Working on the shops for SBOL I found that half used data from local data files and others expected the server to provide the costs and items. For example; parts shops retrieve their costs from the parts file p.dat. However the car shop expects the server to provide this.
Starting with the parts shops. It makes things easier that the client already knows the prices this means I don’t need to worry about create such data from thin air. This does mean I’ll need to process the p.dat file as the client does. I already have my SBOL crypto library written which I can use to load the file and extract the costs from to verify that the costs provided by the client haven’t been altered. So I entered the shop to compare what was in game and in the file. The shop however didn’t show any items for sale. There is another packet which dictates if you have unlocked the item to show it in the shop. Also if you own the part so you can equip it without paying again. Part shops use the packet 0x900 type. When entering the shop the client will send a 0x900 packet, and as usual a response of Packet type + 0x80 is needed. So sending back a 0x980 packet I can include byte flags. These bytes are for if the player owns that part. I added the structure to the client data and store 3 states. Locked, Unlocked, Owned. Then use this data to construct the packet.

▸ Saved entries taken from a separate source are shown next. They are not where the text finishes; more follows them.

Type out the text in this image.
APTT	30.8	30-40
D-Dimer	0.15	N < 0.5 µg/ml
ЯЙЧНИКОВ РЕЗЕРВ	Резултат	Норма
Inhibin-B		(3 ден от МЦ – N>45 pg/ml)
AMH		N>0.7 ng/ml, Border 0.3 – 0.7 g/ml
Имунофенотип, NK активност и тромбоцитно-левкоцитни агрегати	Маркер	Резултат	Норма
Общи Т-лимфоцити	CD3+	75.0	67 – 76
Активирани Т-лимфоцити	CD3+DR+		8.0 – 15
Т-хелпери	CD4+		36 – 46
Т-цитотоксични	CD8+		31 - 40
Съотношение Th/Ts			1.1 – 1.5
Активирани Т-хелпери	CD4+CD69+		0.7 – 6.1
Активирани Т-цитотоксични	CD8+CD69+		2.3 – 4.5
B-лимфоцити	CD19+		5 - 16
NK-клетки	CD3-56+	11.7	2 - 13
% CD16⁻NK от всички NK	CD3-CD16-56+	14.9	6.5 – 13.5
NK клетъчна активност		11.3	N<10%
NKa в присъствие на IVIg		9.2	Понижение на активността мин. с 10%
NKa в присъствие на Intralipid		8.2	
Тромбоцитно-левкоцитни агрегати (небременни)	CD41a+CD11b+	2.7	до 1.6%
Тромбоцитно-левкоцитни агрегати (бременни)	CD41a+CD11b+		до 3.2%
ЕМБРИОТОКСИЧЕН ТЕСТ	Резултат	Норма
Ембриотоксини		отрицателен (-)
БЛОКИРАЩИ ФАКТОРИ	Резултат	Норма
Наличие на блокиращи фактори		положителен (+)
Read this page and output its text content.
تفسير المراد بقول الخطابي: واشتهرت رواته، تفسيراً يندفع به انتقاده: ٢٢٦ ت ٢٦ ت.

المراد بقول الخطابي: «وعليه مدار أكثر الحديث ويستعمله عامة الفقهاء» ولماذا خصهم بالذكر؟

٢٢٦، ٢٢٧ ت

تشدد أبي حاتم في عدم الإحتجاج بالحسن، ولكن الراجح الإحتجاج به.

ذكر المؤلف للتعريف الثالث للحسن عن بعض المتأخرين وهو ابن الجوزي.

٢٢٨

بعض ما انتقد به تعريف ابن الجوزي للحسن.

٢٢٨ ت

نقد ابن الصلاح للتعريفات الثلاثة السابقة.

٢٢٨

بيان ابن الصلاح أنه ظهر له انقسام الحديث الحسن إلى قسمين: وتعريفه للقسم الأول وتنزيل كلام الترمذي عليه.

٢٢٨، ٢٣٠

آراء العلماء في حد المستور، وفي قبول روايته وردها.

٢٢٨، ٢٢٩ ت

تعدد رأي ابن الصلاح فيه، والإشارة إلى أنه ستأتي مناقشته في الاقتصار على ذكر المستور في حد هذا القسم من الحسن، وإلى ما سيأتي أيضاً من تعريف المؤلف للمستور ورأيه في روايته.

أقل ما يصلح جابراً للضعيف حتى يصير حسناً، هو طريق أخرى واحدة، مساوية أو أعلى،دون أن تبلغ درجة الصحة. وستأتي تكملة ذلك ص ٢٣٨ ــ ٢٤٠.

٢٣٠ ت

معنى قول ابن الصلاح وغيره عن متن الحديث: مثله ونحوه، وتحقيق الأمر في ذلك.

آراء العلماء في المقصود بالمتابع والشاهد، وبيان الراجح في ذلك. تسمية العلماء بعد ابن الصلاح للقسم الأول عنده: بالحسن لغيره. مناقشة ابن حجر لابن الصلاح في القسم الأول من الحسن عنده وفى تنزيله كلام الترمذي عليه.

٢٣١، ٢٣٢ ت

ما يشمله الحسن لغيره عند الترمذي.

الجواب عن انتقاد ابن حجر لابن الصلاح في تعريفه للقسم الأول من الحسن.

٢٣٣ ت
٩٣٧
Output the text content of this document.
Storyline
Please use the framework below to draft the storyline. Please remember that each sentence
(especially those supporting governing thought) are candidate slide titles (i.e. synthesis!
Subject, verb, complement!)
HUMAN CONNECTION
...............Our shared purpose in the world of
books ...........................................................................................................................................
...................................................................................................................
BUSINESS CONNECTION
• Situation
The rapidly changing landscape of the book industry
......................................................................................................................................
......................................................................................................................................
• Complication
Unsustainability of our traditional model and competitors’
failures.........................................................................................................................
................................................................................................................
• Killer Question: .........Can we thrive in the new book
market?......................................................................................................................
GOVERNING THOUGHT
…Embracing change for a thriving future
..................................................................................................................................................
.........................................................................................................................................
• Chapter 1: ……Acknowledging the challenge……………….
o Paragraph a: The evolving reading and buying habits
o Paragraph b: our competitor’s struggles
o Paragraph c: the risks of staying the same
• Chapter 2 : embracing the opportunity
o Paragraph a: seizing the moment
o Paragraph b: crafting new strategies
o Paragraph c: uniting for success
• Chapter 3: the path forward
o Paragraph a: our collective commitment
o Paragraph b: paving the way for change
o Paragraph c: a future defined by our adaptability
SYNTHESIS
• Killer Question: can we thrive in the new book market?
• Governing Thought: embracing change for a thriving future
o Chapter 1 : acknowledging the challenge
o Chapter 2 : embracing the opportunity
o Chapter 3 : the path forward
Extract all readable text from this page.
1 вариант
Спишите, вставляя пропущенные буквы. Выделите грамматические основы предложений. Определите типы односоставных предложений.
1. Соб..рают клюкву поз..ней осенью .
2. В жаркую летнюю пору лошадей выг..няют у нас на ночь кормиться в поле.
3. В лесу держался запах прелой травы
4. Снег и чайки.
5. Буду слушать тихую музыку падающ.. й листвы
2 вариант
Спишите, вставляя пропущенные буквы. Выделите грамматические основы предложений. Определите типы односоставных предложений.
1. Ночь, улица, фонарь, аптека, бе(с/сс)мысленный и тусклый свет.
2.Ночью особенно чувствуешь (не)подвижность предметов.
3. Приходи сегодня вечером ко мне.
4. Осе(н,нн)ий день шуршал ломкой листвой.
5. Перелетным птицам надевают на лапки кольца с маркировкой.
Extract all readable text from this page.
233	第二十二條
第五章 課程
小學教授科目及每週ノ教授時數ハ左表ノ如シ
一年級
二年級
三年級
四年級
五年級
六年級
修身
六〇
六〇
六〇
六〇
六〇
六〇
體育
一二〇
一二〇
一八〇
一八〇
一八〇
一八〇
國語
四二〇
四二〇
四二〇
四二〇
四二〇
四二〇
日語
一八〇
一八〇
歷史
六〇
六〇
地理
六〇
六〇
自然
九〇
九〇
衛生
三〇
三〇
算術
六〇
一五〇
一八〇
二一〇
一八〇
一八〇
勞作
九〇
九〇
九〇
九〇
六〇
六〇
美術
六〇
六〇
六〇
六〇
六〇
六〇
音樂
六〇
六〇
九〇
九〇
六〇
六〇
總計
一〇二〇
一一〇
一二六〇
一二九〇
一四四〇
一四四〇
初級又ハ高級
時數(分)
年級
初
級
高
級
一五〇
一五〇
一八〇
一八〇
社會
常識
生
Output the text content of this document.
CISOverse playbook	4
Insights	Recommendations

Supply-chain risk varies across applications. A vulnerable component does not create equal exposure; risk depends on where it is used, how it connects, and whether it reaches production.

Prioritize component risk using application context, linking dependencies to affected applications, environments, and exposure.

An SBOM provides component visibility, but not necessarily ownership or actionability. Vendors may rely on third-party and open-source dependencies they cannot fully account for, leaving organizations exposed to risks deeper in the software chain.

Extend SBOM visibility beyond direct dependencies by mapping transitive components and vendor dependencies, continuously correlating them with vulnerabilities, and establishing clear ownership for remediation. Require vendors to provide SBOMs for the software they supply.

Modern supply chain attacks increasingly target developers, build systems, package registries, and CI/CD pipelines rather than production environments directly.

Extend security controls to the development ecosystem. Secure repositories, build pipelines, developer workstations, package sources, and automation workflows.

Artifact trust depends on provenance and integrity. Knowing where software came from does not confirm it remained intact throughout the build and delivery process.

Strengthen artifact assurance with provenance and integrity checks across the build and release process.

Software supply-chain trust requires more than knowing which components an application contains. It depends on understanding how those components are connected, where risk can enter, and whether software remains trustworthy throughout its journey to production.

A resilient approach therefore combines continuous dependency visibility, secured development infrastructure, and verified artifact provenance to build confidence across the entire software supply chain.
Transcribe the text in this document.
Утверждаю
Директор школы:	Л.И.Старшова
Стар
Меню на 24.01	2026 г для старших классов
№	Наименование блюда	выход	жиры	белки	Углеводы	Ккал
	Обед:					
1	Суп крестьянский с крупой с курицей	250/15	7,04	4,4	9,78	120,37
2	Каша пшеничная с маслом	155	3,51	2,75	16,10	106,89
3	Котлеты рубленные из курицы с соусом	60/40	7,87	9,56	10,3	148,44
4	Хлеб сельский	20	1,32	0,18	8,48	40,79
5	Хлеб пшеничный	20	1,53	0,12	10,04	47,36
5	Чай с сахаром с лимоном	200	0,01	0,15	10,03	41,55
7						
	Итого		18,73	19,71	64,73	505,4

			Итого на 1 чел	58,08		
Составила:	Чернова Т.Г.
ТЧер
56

Whether or not the part is available to buy is also needed. This is sent in response to the 0x904 packet with an unexpected packet of 0x983. Shop packets aren’t the same as others. packets so a +0x80 response isn’t always a correct response.
Now with the shops showing items and with the server saving if a player has purchased an item I need to work on verifying these costs. This involved working out the structure of the p.dat file and s.dat file. I made a start documenting the p.dat structure. There are 5 tables in the file so suspected that which table to use was in the s.dat file which contains the car specs. Reversing the client code used to load the shop data it did indeed use the s.dat file.
Of each of the 5 part tables the engine, muffler and transmission have 3 tables within them. Each part also has 3 prices. This is for the class of car. A, B or C. Which table to use for the engine depends if its turbo or rotary. Non-turbos use engine table 1, Turbo use 2 and rotary use 3. Same goes for the Muffler. The transmission depends if there are 4, 5 or 6 gears on the standard car. So now I can verify the cost of the parts. With the exception of Wheels and Tyre/Brakes. These are calculated differently. Although there is a table in the p.dat file for tyres/brakes it is unused. Instead there are other tables hard coded in the client. So, I extract this table and have the server also use this table to verify the costs for wheels and tyre/brakes. This took a little longer to reverse but still pretty simple.
Finally, I’m finished with the parts shops.